Headquarters Counseling Center’s “Healing After Suicide” support group is free and open to anyone who has lost someone to suicide. It meets every other Tuesday from 7 p.m. to 8:30 p.m. For more information, contact the center at 841-2345 or email Marcia Epstein, director, at Marcia@HeadquartersCounselingCenter.org.
HOW TO REACH OUT
Eunice Ruttinger, director of adult services at Bert Nash Community Mental Health Center, offered the following advice when it comes to supporting a friend or loved one who has lost someone by suicide.
• Say you are sorry for their loss.
• Stay in touch and offer help whether it be to watch children, mow the yard or take a walk.
• Offer advice and share personal experiences.
• Say things like: “They are in a better place,” “Be happy with the time you had,” “You seem to be handling it well,” or “You are doing better than I could.”
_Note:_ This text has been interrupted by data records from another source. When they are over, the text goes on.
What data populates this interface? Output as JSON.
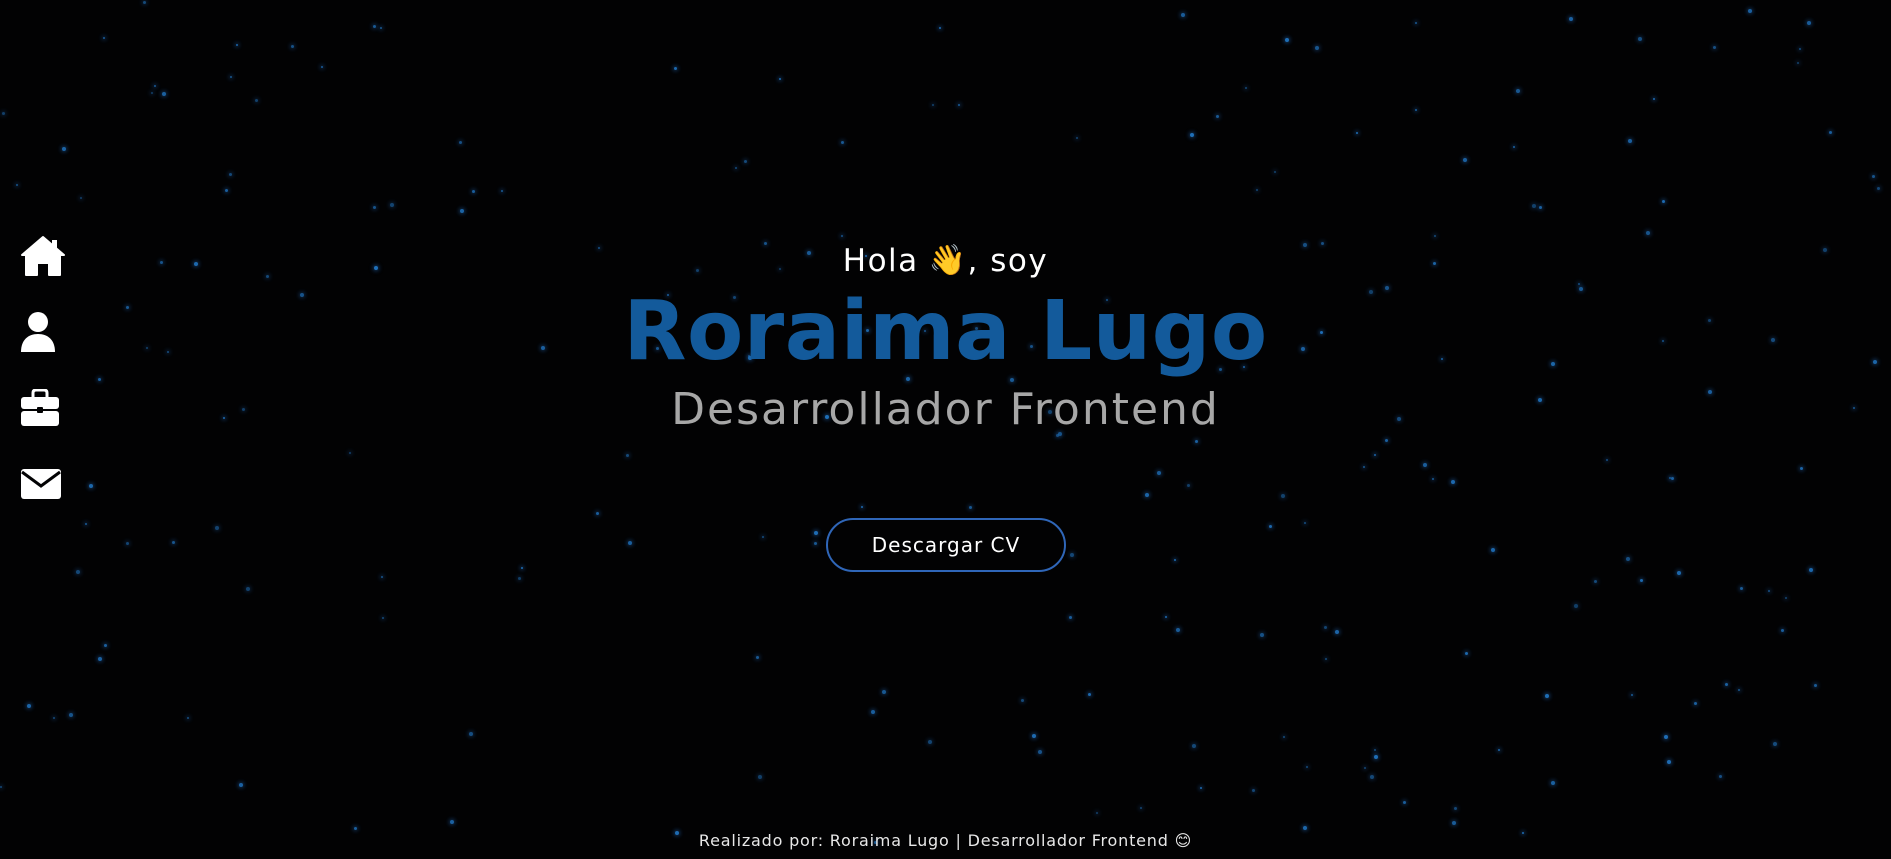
{
  "nav": {
    "items": [
      {
        "icon": "home-icon",
        "label": "home"
      },
      {
        "icon": "user-icon",
        "label": "about"
      },
      {
        "icon": "briefcase-icon",
        "label": "portfolio"
      },
      {
        "icon": "envelope-icon",
        "label": "contact"
      }
    ]
  },
  "hero": {
    "greeting_before": "Hola",
    "greeting_emoji": "👋",
    "greeting_after": ", soy",
    "name": "Roraima Lugo",
    "role": "Desarrollador Frontend",
    "cv_button": "Descargar CV"
  },
  "footer": {
    "text": "Realizado por: Roraima Lugo | Desarrollador Frontend 😊"
  },
  "colors": {
    "background": "#020203",
    "name": "#135a9b",
    "role": "#a7a7a7",
    "star": "#1f6fb8",
    "button_border": "#2f66b8"
  }
}
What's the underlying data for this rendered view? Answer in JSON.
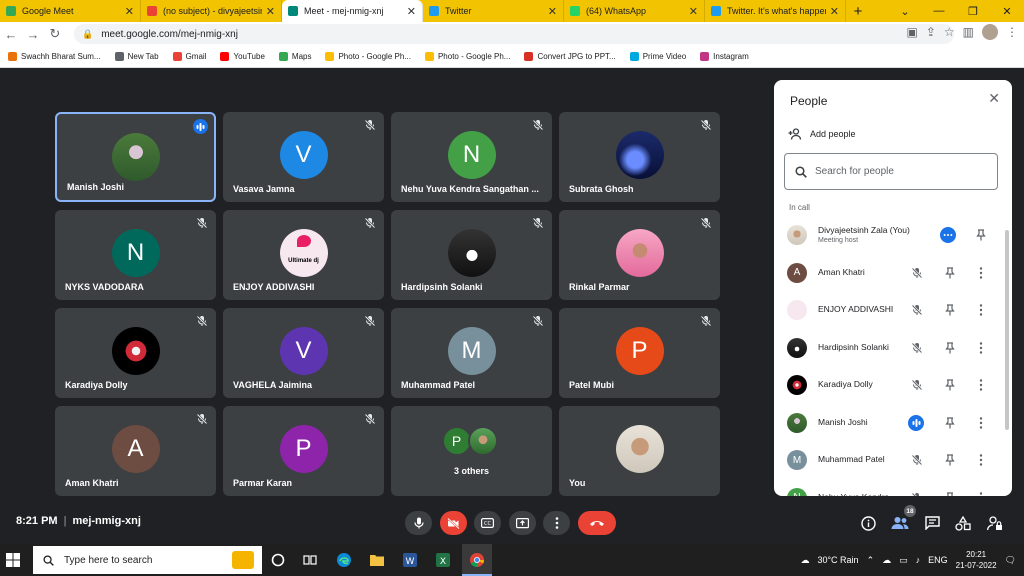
{
  "browser": {
    "tabs": [
      {
        "title": "Google Meet",
        "color": "#34a853"
      },
      {
        "title": "(no subject) - divyajeetsinh",
        "color": "#ea4335"
      },
      {
        "title": "Meet - mej-nmig-xnj",
        "color": "#00897b"
      },
      {
        "title": "Twitter",
        "color": "#1d9bf0"
      },
      {
        "title": "(64) WhatsApp",
        "color": "#25d366"
      },
      {
        "title": "Twitter. It's what's happening",
        "color": "#1d9bf0"
      }
    ],
    "url": "meet.google.com/mej-nmig-xnj",
    "bookmarks": [
      {
        "label": "Swachh Bharat Sum...",
        "color": "#e8710a"
      },
      {
        "label": "New Tab",
        "color": "#5f6368"
      },
      {
        "label": "Gmail",
        "color": "#ea4335"
      },
      {
        "label": "YouTube",
        "color": "#ff0000"
      },
      {
        "label": "Maps",
        "color": "#34a853"
      },
      {
        "label": "Photo - Google Ph...",
        "color": "#fbbc04"
      },
      {
        "label": "Photo - Google Ph...",
        "color": "#fbbc04"
      },
      {
        "label": "Convert JPG to PPT...",
        "color": "#d93025"
      },
      {
        "label": "Prime Video",
        "color": "#00a8e1"
      },
      {
        "label": "Instagram",
        "color": "#c13584"
      }
    ]
  },
  "tiles": [
    {
      "name": "Manish Joshi",
      "initial": "",
      "photo": "photo-green",
      "speaking": true
    },
    {
      "name": "Vasava Jamna",
      "initial": "V",
      "color": "#1e88e5"
    },
    {
      "name": "Nehu Yuva Kendra Sangathan ...",
      "initial": "N",
      "color": "#43a047"
    },
    {
      "name": "Subrata Ghosh",
      "initial": "",
      "photo": "photo-concert"
    },
    {
      "name": "NYKS VADODARA",
      "initial": "N",
      "color": "#00695c"
    },
    {
      "name": "ENJOY ADDIVASHI",
      "initial": "",
      "photo": "photo-dj",
      "logo_text": "Ultimate dj"
    },
    {
      "name": "Hardipsinh Solanki",
      "initial": "",
      "photo": "photo-man"
    },
    {
      "name": "Rinkal Parmar",
      "initial": "",
      "photo": "photo-woman"
    },
    {
      "name": "Karadiya Dolly",
      "initial": "",
      "photo": "photo-flower"
    },
    {
      "name": "VAGHELA Jaimina",
      "initial": "V",
      "color": "#5e35b1"
    },
    {
      "name": "Muhammad Patel",
      "initial": "M",
      "color": "#78909c"
    },
    {
      "name": "Patel Mubi",
      "initial": "P",
      "color": "#e64a19"
    },
    {
      "name": "Aman Khatri",
      "initial": "A",
      "color": "#6d4c41"
    },
    {
      "name": "Parmar Karan",
      "initial": "P",
      "color": "#8e24aa"
    },
    {
      "name": "",
      "others": true,
      "others_label": "3 others",
      "initial": "P",
      "color": "#2e7d32"
    },
    {
      "name": "You",
      "initial": "",
      "photo": "photo-you",
      "self": true
    }
  ],
  "people_panel": {
    "title": "People",
    "add_people": "Add people",
    "search_placeholder": "Search for people",
    "section": "In call",
    "participants": [
      {
        "name": "Divyajeetsinh Zala (You)",
        "sub": "Meeting host",
        "photo": "photo-you",
        "initial": "",
        "host": true
      },
      {
        "name": "Aman Khatri",
        "initial": "A",
        "color": "#6d4c41"
      },
      {
        "name": "ENJOY ADDIVASHI",
        "photo": "photo-dj",
        "initial": ""
      },
      {
        "name": "Hardipsinh Solanki",
        "photo": "photo-man",
        "initial": ""
      },
      {
        "name": "Karadiya Dolly",
        "photo": "photo-flower",
        "initial": ""
      },
      {
        "name": "Manish Joshi",
        "photo": "photo-green",
        "initial": "",
        "speaking": true
      },
      {
        "name": "Muhammad Patel",
        "initial": "M",
        "color": "#78909c"
      },
      {
        "name": "Nehu Yuva Kendra",
        "initial": "N",
        "color": "#43a047"
      }
    ]
  },
  "meeting": {
    "time": "8:21 PM",
    "code": "mej-nmig-xnj",
    "participant_count": "18"
  },
  "taskbar": {
    "search_placeholder": "Type here to search",
    "weather": "30°C Rain",
    "language": "ENG",
    "time": "20:21",
    "date": "21-07-2022"
  }
}
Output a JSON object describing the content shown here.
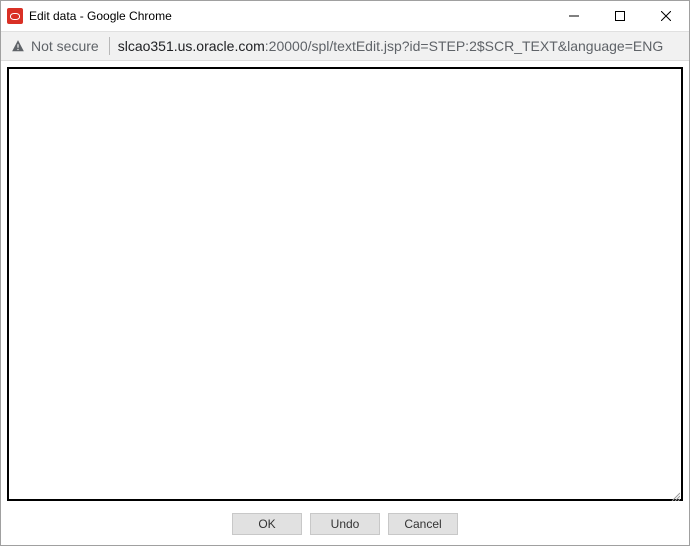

Marcia Epstein, director of Headquarters Counseling Center in Lawrence, says you can make a difference when someone shows signs of feeling suicidal.
• Listen and show you care.
• Ask the question, “Are you thinking about suicide?”
• For teens, find a trusted adult to help.
• For adults, find someone to be with the person and someone trained in suicide prevention to help.
• Eliminate access to firearms, large amounts of medications and other potential dangers.
• Never keep a secret about suicide.
• Know that suicide is never someone else’s fault.
Where to get help:
• Headquarters Counseling Center’s 24-hour service — 785-841-2345.
• National Suicide Prevention Lifeline — 800-273-8255.
• Bert Nash Community Mental Health Center's 24-hour service — 785-843-9192.
• Lawrence Memorial Hospital emergency room — 785-505-6100.
• Christian Psychological Services — 785-843-2429.